Poetry is Meant to Be Shaped and Reshaped, and Leila Chatti Does Just That
September 25, 2025 - Gabrielle Yeary, Center for Poetry Staff
Photos by Madison Stark, Center for Poetry staff
Leila Chatti is a Tunisian-American poet born in California and raised in East Lansing. Part of the first graduating class of the Residential College of Arts and Humanities (RCAH) at MSU, she pushes the boundaries of what poetry has historically been with her most recent book Wildness Before Something Sublime.
Published in 2025 by Copper Canyon Press, Wildness Before Something Sublime uses a variety of different methods to explore the ability and inability to write. Most prominently within her new work, she examines her identity as a poet throughout major points of her life. As Chatti describes it, it is a book about process, the making of art, and the making of poems.
“This is a book that is very interested in other poets, but in particular, other female poets,” Chatti stated.
On September 14th, Chatti visited East Lansing’s Copper Chimney Lounge at University United Methodist to meet old and new friends and read from her book. The event, hosted by the Lansing Poetry Club and the RCAH Center for Poetry, was kicked off by Lansing Poetry Club president Ruelaine Stokes. Stokes passed the mic to Anita Skeen, the founding director of the Center for Poetry, who also acted as one of Chatti’s early mentors. Skeen shared recollections of Chatti as an MSU student and a poet who showed exceptional promise even then. Skeen then welcomed Chatti to a room filled with students, community members, poets, and poetry lovers.
Ruelaine Stokes welcomes community members to the reading. Anita Skeen welcomes Leila Chatti to the lectern.
The Lansing Poetry Club was created in 1938, with regular monthly meetings that had attendees studying the practice of poetry. In the 90’s, the organization grew to be an official State of Michigan non-profit organization leading it to its current status. While the meetings originally consisted of a member-led analysis of a selected poem followed by sharing poems, under the direction of Stokes, they broadened their horizons in 2015 to include featured poetry readings, open mic sessions, writing workshops, and poetry fundraisers.
Ruelaine Stokes, the president of Lansing Poetry Club since 2015, also currently serves as Lansing’s Poet Laureate. While receiving her Masters Degree in English, she didn’t recognize her love for poetry until attending a poetry reading featuring three young MSU undergraduates. After joining a poetry workshop hosted by one of those undergraduates, it’s all been history.
For such an event, the planning process includes many details. With Chatti now working at the University of Cincinnati, the event required Stokes to work out scheduling between RCAH Center for Poetry, the Lansing Poetry Club, and Chatti’s busy schedule. Furthermore, she had to sort out room and sound reservations, press release distribution, and program scheduling.While the process may seem overwhelming, it all pulled together for a perfectly poetic evening with refreshments and a vibrant hum in the air.

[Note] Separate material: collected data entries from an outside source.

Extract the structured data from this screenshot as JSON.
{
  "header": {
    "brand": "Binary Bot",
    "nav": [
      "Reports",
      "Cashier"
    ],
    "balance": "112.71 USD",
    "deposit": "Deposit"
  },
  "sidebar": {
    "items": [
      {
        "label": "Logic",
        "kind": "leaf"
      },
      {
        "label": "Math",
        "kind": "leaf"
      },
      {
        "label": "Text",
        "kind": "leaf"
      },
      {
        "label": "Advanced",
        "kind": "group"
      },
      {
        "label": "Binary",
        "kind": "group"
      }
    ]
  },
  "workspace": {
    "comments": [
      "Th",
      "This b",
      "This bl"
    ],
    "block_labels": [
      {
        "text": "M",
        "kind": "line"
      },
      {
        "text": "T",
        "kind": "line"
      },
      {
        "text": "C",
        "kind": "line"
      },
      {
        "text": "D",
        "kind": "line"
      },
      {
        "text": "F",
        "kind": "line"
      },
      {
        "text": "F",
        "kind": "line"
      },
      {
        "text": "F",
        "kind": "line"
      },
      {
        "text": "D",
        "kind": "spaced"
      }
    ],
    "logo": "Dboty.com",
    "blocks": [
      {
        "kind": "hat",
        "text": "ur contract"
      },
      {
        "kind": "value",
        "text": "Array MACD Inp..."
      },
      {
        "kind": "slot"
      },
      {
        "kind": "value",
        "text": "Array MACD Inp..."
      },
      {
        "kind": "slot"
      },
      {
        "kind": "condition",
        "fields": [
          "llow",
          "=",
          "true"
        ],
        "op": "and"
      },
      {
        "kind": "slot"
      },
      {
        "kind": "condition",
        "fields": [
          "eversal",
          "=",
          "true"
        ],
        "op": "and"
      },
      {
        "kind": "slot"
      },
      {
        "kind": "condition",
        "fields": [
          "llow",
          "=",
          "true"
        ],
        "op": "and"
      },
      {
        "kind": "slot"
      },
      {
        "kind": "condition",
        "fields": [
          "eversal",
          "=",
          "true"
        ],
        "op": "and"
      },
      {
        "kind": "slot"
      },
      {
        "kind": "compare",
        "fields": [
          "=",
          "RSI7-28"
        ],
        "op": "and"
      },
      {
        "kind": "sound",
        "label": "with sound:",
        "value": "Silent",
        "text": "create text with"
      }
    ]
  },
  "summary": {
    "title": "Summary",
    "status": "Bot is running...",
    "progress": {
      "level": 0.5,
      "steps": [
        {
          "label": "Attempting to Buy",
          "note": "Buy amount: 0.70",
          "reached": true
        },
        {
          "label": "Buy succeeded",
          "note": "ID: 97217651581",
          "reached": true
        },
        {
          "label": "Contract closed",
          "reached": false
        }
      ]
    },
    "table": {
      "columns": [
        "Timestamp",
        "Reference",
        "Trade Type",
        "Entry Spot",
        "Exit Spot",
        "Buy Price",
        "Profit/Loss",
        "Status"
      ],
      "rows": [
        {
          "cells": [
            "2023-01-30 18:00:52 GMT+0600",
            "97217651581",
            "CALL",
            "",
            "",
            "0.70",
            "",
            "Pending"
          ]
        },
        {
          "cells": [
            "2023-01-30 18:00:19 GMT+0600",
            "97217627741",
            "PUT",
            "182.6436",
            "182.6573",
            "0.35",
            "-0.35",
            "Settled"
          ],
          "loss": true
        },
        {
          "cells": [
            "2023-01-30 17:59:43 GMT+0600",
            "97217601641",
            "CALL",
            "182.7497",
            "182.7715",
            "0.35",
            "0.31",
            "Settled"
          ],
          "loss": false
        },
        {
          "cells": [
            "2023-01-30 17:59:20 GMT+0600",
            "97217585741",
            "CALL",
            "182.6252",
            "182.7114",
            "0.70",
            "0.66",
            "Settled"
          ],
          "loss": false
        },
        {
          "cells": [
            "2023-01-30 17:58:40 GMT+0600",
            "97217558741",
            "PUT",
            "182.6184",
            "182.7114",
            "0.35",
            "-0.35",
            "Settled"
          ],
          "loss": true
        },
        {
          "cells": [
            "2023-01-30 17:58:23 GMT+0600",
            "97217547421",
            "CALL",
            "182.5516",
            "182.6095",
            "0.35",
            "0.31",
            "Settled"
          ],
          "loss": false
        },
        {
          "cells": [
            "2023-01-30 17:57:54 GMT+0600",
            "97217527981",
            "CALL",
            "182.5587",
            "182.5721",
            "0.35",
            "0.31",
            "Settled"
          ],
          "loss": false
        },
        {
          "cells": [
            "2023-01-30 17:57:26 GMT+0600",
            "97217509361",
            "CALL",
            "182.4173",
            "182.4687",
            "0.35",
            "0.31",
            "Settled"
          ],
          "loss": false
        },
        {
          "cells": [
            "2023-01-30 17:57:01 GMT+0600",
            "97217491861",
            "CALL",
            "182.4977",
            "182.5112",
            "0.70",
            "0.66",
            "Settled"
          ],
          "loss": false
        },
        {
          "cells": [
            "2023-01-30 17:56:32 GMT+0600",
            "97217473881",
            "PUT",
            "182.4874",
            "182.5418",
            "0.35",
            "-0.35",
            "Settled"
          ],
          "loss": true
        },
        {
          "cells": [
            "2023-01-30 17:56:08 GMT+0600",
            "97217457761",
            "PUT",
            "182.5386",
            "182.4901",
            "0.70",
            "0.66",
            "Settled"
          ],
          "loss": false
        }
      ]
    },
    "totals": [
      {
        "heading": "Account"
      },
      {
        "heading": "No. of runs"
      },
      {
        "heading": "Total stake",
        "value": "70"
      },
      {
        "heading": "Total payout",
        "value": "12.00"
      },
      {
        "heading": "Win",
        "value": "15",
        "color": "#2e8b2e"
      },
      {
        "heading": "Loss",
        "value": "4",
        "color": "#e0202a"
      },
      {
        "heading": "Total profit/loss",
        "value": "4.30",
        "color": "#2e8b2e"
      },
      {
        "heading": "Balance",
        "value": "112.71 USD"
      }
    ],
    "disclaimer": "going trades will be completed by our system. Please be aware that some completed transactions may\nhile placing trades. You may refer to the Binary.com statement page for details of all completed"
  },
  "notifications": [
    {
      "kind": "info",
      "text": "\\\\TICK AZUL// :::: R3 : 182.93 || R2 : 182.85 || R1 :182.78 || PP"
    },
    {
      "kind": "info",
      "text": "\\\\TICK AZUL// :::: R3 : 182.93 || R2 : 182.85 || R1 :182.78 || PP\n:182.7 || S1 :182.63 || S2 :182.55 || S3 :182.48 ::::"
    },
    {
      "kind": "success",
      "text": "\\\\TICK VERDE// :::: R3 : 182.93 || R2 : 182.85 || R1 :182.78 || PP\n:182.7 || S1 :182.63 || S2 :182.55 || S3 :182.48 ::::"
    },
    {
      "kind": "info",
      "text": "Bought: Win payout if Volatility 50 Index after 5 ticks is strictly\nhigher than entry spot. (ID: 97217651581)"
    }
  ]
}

“I have no doubt that one day Leila Chatti will be a name we associate with the most significant works,” Stokes said in her opening speech. “She has rich and powerful material in her background. We need her honest and compassionate voice at this time and at this moment.”
Chatti proceeded to read excerpts from her Wildness Before Something Sublime. The book is divided into five different sections: Oracle, Divine, Night Poems, After Thought, and Shadow/Self. These sections are used to explore different themes, but also organize some of the functions and methods for her poetry. In particular, Night Poems explored Chatti’s struggle with writing.
“I believed I could only be a good person (worthy of love and my place on this earth) if I was a good poet, and I believed the way to be a good poet was to write a poem every day,” Chatti writes at the end of her book. “ Because I needed to be good, having failed to all day, in bed I would write. On my phone, in the dark…But it wasn’t really writing, I told myself, and whatever had come of it was surely not a poem. Bad! Above each one the date, or else: Night Poem.”
Night poems were written on the brink of sleep and explore the idea of what good poetry is. While many may assume poetry is intentional and written at a desk with a cup of tea in hand, Chatti shows that good writing can come to us in the most unassuming of places. The only thing that has the complete control to hinder writing is ourselves.
Leila Chatti talks about the processes behind her new collection "Wildness Before Something Sublime."
Chatti shared many poems from the new book that are centos, which are poems composed entirely of lines from other authors’ works. Drawing from some of Chatti’s favorite poets—Lucille Clifton, Anne Sexton, C.D. Wright, among many others—she creates new poems based on her own experiences. She continues most of the book by reflecting on those who guided her to poetry. She reimagines poems to fit her voice, and seeks to better understand what poetry means.
All of which was met with enthusiastic applause at the end of her reading. It’s tough to say she had a moment to spare after the event when being ushered into warm greetings from locals, friends, and fans alike. She chatted afterwards about what poetry means, her new life in Cincinnati, and signed a number of books for many folks in the audience.
“I’m very much from East Lansing, so it’s so nice to be home,” Chatti quipped, before joining her husband and child to wrap up the weekend with family and friends.